In the first part of my post yesterday, I lamented our contemporary lack of risk, our incuriosity, our resistance to extend ourselves outside the ideological boundaries we have constructed for ourselves. And at the bottom of all our own self-congratulatory opinions and social purity tests (Obama, the Koch Brothers, Pop Tarts) is our own fear.

That’s bad for everyone all around, I think—and I wish my secular-minded friends, who are worried only about justice here on earth, not the beyond, could realize that by demonizing the Other (thank you, Dr. Rebecca Mark, my American Life in American Literature professor, Spring 1990) they are not living up to their own values.

Such deliberate blindness is especially bad for Christians, because we are to be about the business of witnessing Christ throughout the world. And the best way that is done is not by talking, talking, talking, but simply by being a closer and closer reflection of the divine image, and doing the work a suffering world needs.

“They’ll know that we are Christians by our love,” goes the verse of the hymn—well, fat chance these days, in my experience. We are in need not of evangelists but a generation of servants and saints.

And fools: The Fool for Christ, in Orthodox tradition, is the saint who by his very ridiculousness, his risk, communicates the love of Christ in unexpected ways—by standing on a pillar for years like St. Simeon Stylites, or living as a homeless wanderer, wearing her husband’s army uniform, like St. Xenia of Petersburg.

This is why I continue to love the image of my father moving at a crawl down Grand Avenue on the bladeless riding mower—it’s a concrete embodiment of joy amid a dying world. “All the way to heaven is heaven,” Catholic Worker founder Dorothy Day liked to quote Catherine of Sienna (a very Orthodox understanding, by the way)—and my father’s journey was a picture of salvation.

And there’s a story about my mother I want to tell, too, that was also a picture of Christ, shining into the world: One Christmas, after my father had died and she was both suffused with repressed anger and deeply depressed, the twenty-something son of my parents’ friends paid a visit to my sisters and brothers, and ended up recounting for all of us the story of his involvement in a local cult, from which he had only recently broken away. (If you’ve seen Philip Seymour Hoffman in The Master, you can get the idea, though this was the late seventies instead.)

This young man was broken—already an alcoholic and probably on drugs.
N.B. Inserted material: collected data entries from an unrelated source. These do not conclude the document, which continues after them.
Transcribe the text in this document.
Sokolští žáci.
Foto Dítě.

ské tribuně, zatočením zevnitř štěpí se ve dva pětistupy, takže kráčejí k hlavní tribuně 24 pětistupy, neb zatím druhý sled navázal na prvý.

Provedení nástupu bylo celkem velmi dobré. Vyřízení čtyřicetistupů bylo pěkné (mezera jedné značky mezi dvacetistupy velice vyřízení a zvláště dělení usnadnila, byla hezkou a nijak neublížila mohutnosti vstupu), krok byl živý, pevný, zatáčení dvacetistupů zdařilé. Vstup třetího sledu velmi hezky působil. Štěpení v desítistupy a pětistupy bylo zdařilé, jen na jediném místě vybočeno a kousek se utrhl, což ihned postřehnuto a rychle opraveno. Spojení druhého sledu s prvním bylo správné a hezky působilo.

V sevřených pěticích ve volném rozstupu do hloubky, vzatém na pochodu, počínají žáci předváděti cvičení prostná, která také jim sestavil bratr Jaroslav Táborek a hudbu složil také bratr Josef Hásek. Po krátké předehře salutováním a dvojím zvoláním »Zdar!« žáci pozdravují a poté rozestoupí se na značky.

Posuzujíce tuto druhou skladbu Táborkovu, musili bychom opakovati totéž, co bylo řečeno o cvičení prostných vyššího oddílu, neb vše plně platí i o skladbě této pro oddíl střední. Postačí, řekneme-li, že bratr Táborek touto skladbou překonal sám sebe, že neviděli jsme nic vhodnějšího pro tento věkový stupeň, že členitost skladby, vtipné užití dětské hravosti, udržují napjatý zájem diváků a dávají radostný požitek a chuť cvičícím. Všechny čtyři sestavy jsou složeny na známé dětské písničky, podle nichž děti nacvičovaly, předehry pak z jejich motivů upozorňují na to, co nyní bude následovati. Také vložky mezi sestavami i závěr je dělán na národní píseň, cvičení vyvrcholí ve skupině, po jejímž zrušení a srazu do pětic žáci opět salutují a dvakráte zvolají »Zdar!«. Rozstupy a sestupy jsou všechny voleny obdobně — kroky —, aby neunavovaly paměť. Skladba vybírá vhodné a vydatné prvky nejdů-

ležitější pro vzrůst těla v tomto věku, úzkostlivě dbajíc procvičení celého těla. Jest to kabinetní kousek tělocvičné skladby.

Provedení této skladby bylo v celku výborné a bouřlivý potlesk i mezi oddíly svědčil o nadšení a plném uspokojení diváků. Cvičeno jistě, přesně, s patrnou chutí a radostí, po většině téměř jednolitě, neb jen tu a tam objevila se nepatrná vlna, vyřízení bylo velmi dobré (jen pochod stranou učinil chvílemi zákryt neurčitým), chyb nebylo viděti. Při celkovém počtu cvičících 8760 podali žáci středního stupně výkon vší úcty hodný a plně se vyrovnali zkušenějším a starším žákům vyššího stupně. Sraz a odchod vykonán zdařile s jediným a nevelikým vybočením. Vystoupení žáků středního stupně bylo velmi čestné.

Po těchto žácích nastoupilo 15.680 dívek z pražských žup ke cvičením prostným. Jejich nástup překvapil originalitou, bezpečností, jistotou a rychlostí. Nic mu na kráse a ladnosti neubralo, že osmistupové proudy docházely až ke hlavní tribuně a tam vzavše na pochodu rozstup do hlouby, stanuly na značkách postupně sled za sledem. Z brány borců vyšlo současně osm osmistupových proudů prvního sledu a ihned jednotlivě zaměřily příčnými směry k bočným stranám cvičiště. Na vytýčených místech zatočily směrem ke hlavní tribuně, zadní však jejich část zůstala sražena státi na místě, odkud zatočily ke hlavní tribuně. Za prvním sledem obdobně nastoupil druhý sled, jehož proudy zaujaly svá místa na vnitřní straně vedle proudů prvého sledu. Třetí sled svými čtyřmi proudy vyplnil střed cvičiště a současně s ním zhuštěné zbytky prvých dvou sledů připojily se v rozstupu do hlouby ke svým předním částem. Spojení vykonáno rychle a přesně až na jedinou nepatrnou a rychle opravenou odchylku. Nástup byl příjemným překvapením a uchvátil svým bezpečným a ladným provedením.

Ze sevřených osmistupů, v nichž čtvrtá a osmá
Nothing was to be well with him, then or ever. He sat there in our banal family room, in front of our Zenith television, beside the twinkling tree and my Hasbro toys, our middle-class complacency, and described openly the environment of control that the leader had enticed him into living: the mind games, the assignments of which group members would be required to have sex with one another.

I was nine, had just discovered about sex: the family friend’s revelations were embarrassing, shameful, bewildering. It should not have been taking place with me around. And yet just then, though, I remember noticing not him, but my mother. My mother, who had a sense of easily ruffled propriety, and who would ordinarily have had no problem pronouncing judgment on her own children, was sitting on the fireplace hearth, listening to him openly, creating a space for him—in a year in which she had space for almost no one else.

She was, in the bravest, truest sense, a mother in that moment: More Spacious than the Heavens, an honorific given to Mary. What’s neglected is that we who are believers are to become like Mary, as well.

And that is to take nothing away from the Law and the Prophets—don’t misunderstand me—I believe in the whole institutional edifice—but I am merely saying that there must be love, we are love, we are the fissures in the cosmos through which God’s love shines its radiance.

“We cannot love God unless we love each other,” Dorothy Day said in her memoir The Long Loneliness. “We know Him in the breaking of bread, and we know each other in the breaking of bread, and we are not alone anymore. Heaven is a banquet, and life is a banquet, too, even with a crust, when there is companionship.”

It is our responsibility, our joy. Let us pour ourselves out into the world.

A native of Yazoo City, Mississippi, Caroline Langston is a convert to the Eastern Orthodox Church. She is a widely published writer and essayist, a winner of the Pushcart Prize, and a commentator for NPR’s “All Things Considered.”